I used the following command line for the RandomTextWritter job:
./hadoop jar ../hadoop-0.21.0-dev-*examples.jar randomtextwriter -D test.randomtextwrite.total_bytes=53687091200000 -D test.randomtextwrite.bytes_per_map=536870912 -D test.randomtextwrite.min_words_key=5 -D test.randomtextwrite.max_words_key=10 -D test.randomtextwrite.min_words_value=100 -D test.randomtextwrite.max_words_value=10000 -D mapred.output.compress=false -D mapred.map.output.compression.type=BLOCK -outFormat org.apache.hadoop.mapreduce.lib.output.SequenceFileOutputFormat /gridmix/data/WebSimulationBlock
The job has 100,000 maps and no reduces. I configured HDFS to have replication factor of 1 to eliminate network traffic. Nodes were configured to have 16 map slots and 2 reduce slots. Each task was configured to have at most 512MB of java heap space. The jobs output file is ~50TB >> overall cluster memory, forcing disk I/O
Since the job is doing no computation other than just writing to disk, one would expect that the job would be totally i/o (disk) bound. Surprisingly, it turned out to be CPU bound.
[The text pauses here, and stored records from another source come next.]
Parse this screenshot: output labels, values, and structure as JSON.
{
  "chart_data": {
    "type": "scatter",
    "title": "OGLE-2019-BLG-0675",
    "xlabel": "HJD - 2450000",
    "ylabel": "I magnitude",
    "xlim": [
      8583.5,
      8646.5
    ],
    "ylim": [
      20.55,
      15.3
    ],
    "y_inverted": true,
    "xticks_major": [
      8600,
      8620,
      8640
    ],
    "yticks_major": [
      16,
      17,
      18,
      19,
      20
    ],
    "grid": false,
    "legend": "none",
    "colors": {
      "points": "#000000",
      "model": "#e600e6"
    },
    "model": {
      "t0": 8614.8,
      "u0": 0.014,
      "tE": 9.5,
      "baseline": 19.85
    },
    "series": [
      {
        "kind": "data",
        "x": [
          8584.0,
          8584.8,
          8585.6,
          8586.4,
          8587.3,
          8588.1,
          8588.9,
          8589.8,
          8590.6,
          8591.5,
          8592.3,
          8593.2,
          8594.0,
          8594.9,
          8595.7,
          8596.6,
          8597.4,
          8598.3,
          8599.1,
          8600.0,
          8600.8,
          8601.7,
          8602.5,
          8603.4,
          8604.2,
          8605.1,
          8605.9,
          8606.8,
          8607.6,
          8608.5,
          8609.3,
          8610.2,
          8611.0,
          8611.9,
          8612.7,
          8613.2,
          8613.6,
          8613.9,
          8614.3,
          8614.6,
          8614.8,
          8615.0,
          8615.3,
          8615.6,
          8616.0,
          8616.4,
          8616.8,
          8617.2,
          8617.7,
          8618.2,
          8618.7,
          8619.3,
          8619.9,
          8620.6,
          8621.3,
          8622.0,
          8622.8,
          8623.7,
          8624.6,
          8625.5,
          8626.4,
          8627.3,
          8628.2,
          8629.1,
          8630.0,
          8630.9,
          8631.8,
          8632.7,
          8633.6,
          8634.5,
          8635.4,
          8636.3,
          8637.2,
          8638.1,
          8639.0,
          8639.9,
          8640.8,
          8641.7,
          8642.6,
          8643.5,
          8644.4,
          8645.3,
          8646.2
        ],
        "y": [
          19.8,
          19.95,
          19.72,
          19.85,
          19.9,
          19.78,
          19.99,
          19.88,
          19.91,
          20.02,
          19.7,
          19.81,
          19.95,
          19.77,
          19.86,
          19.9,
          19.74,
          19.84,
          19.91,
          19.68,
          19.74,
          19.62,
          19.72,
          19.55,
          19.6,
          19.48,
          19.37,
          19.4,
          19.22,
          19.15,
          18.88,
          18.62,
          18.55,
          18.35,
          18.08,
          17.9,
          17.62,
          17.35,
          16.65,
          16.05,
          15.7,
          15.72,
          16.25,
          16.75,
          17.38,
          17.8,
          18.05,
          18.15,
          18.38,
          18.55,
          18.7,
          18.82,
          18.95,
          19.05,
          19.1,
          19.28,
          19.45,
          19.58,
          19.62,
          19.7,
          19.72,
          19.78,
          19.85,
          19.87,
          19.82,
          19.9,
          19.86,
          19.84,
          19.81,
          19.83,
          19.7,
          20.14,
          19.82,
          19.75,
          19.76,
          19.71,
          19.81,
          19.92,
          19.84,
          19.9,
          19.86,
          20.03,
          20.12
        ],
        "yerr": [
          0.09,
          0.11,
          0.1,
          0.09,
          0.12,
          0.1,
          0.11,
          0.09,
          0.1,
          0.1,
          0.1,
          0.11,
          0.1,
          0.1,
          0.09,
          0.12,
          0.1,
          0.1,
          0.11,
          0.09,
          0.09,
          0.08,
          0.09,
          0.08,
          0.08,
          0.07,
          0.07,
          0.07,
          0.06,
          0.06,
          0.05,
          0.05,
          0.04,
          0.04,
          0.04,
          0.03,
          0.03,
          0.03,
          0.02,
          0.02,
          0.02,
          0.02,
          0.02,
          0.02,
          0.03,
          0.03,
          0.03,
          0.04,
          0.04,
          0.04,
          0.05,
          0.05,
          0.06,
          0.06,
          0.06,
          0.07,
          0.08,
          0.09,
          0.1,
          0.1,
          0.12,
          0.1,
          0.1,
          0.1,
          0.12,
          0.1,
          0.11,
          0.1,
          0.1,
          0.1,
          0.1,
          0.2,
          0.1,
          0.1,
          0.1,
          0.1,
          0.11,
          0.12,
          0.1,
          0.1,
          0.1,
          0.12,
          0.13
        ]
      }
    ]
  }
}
Measurements (using chukwa):
Across the cluster, workers cpu was <5% idle on average. Used disk bandwidth was ~40 MB/s across all disks for all the nodes at the cluster, which is close to the practical disk BW limit. The network is virtually 100% idle as one would expect.
The CPU time was ~70% at the user space, suggesting it's mainly overhead in the map tasks.
This suggests that there is a lot of CPU fat in the map tasks.